Emre durumu anlamıştı.Kendisinin de küçük yaşta anne ve babasının öldüğünü anlattı.Aslında başına gelenleri kimseye anlatmazdı.Kimsenin ona acımasını istemezdi,ama bu adamda bir şey vardı.Emre'yi adama çeken,bir dost gibi yaşadıklarını dinleyen,sonra adam meraklı gözlerle Emre'ye bir şey sordu:
-Peki siz neden bu kadar mutsuz görünüyorsunuz.Yoksa sizin canınızı mı sıktım?

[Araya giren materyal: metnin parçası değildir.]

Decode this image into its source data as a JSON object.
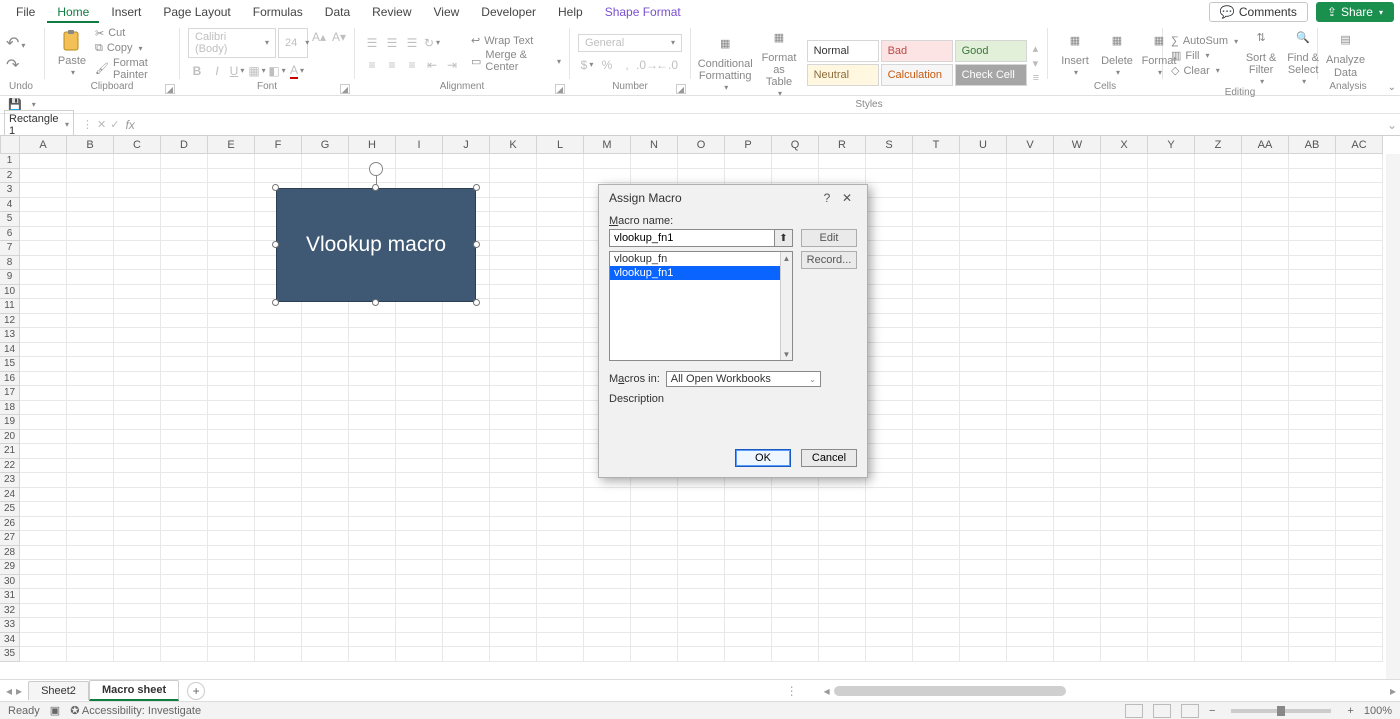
{
  "tabs": {
    "file": "File",
    "home": "Home",
    "insert": "Insert",
    "pagelayout": "Page Layout",
    "formulas": "Formulas",
    "data": "Data",
    "review": "Review",
    "view": "View",
    "developer": "Developer",
    "help": "Help",
    "shapeformat": "Shape Format"
  },
  "top_actions": {
    "comments": "Comments",
    "share": "Share"
  },
  "ribbon": {
    "undo": {
      "label": "Undo"
    },
    "clipboard": {
      "label": "Clipboard",
      "paste": "Paste",
      "cut": "Cut",
      "copy": "Copy",
      "painter": "Format Painter"
    },
    "font": {
      "label": "Font",
      "name": "Calibri (Body)",
      "size": "24"
    },
    "alignment": {
      "label": "Alignment",
      "wrap": "Wrap Text",
      "merge": "Merge & Center"
    },
    "number": {
      "label": "Number",
      "format": "General"
    },
    "styles": {
      "label": "Styles",
      "cond": "Conditional\nFormatting",
      "fat": "Format as\nTable",
      "normal": "Normal",
      "bad": "Bad",
      "good": "Good",
      "neutral": "Neutral",
      "calculation": "Calculation",
      "check": "Check Cell"
    },
    "cells": {
      "label": "Cells",
      "insert": "Insert",
      "delete": "Delete",
      "format": "Format"
    },
    "editing": {
      "label": "Editing",
      "autosum": "AutoSum",
      "fill": "Fill",
      "clear": "Clear",
      "sort": "Sort &\nFilter",
      "find": "Find &\nSelect"
    },
    "analysis": {
      "label": "Analysis",
      "analyze": "Analyze\nData"
    }
  },
  "namebox": "Rectangle 1",
  "formula": "",
  "columns": [
    "A",
    "B",
    "C",
    "D",
    "E",
    "F",
    "G",
    "H",
    "I",
    "J",
    "K",
    "L",
    "M",
    "N",
    "O",
    "P",
    "Q",
    "R",
    "S",
    "T",
    "U",
    "V",
    "W",
    "X",
    "Y",
    "Z",
    "AA",
    "AB",
    "AC"
  ],
  "rows": 35,
  "shape": {
    "text": "Vlookup macro"
  },
  "dialog": {
    "title": "Assign Macro",
    "macro_name_lbl": "Macro name:",
    "macro_name": "vlookup_fn1",
    "edit": "Edit",
    "record": "Record...",
    "list": [
      "vlookup_fn",
      "vlookup_fn1"
    ],
    "selected_index": 1,
    "macros_in_lbl": "Macros in:",
    "macros_in": "All Open Workbooks",
    "description_lbl": "Description",
    "ok": "OK",
    "cancel": "Cancel"
  },
  "sheet_tabs": {
    "s1": "Sheet2",
    "s2": "Macro sheet"
  },
  "status": {
    "ready": "Ready",
    "acc": "Accessibility: Investigate",
    "zoom": "100%"
  }
}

-Hayır aslında ben hep böyleyimdir.Dedi ve yaşadıklarını anlattı.Adam üzülmüştü ama ona böyle cimri olmaması gerektiğini ve hayata daha mutlu bir şekilde bakması gerektiğini söyledi.Emre tam kalkıp evine doğru giderken adam yeni açacağı antika dükkanının açılışına Emre'yi de davet etti.Emre şaşırmıştı çünkü o da antikaları çok seviyordu.Muhakkak geleceğini söyledi ve elinin yolunu tuttu.Açılış gününün gelip çattığı gün Emre dükkanın açılışına gitti.Açılış çok eğlenceliydi bir süre sonra dükkanın açılışı yapıldı ve insanlar dükkana akın etti.Ama Emre dükkanda hiç ummadık bir şeyle karşılaştı.O çok aradığı antika saat karşısında duruyordu.Hızla saati kaptı ve adamın yanına gitti.Adam Emre'ye iyi bir ders vermek istiyordu.Emre'ye eğer bu saati almak istiyorsan 20 kişiyi mutlu etmesi geretiğini söyledi.Emre ilk önce adamın şaka yaptığını sandı.Ama adam gerçekten çok ciddiydi bunların hepsini Emre'nin mutluluğu için yapıyordu.Emre bir süre sonra durumun ciddiyetinin farkına vardı ve bu teklifi kabul etti.Zaten kaybedecek bir şey yoktu aksine bir şey kazanacaktı.Ama bu görevi tek bir günde yapması gerekiyordu.Bir sonraki gün adamıda yanında aldı ve insanları mutlu etmeye gittiler.Adama kızgındı neden ona böyle bir şey yaptırıyordu,oysaki çok iyi anlaşmıştık diye düşündü.Ama söyleyecek söz yoktu, o saati çok istiyordu.Görevini tek bir gün içinde tamamladı.Yaşlılara yardım etti,çocuklara şeker dağıttı ve sayamıyacağımız kadar çok insanı mutlu etti ve görevi tamamladı.Ama bir farklı hissediyordu.Mutluydu insanları mutlu etmek onu da mutlu ediyordu.Ve bundan zevk alıyordu.Adamın yanına gidip ondan antika saati istedi.Ama Emre adamın hiç beklemediği bir hareket yaptı.Bunu kendinden de beklemiyordu.Adamdan kendisine bunu yaptırdığı için teşekkür etti ve ona sımsıkı sarıldı.Artık hayatı boyunca mutlu olacağına,yüzünün bir daha asmayacağına dair söz verdi.Cimrilik yapmayı da bıraktı,biriktirdiği paranın çoğunu hayır kuruluşlarına bağışladı.Ve hayatının her gününü mutlu bir sabaha uyanarak geçirdi.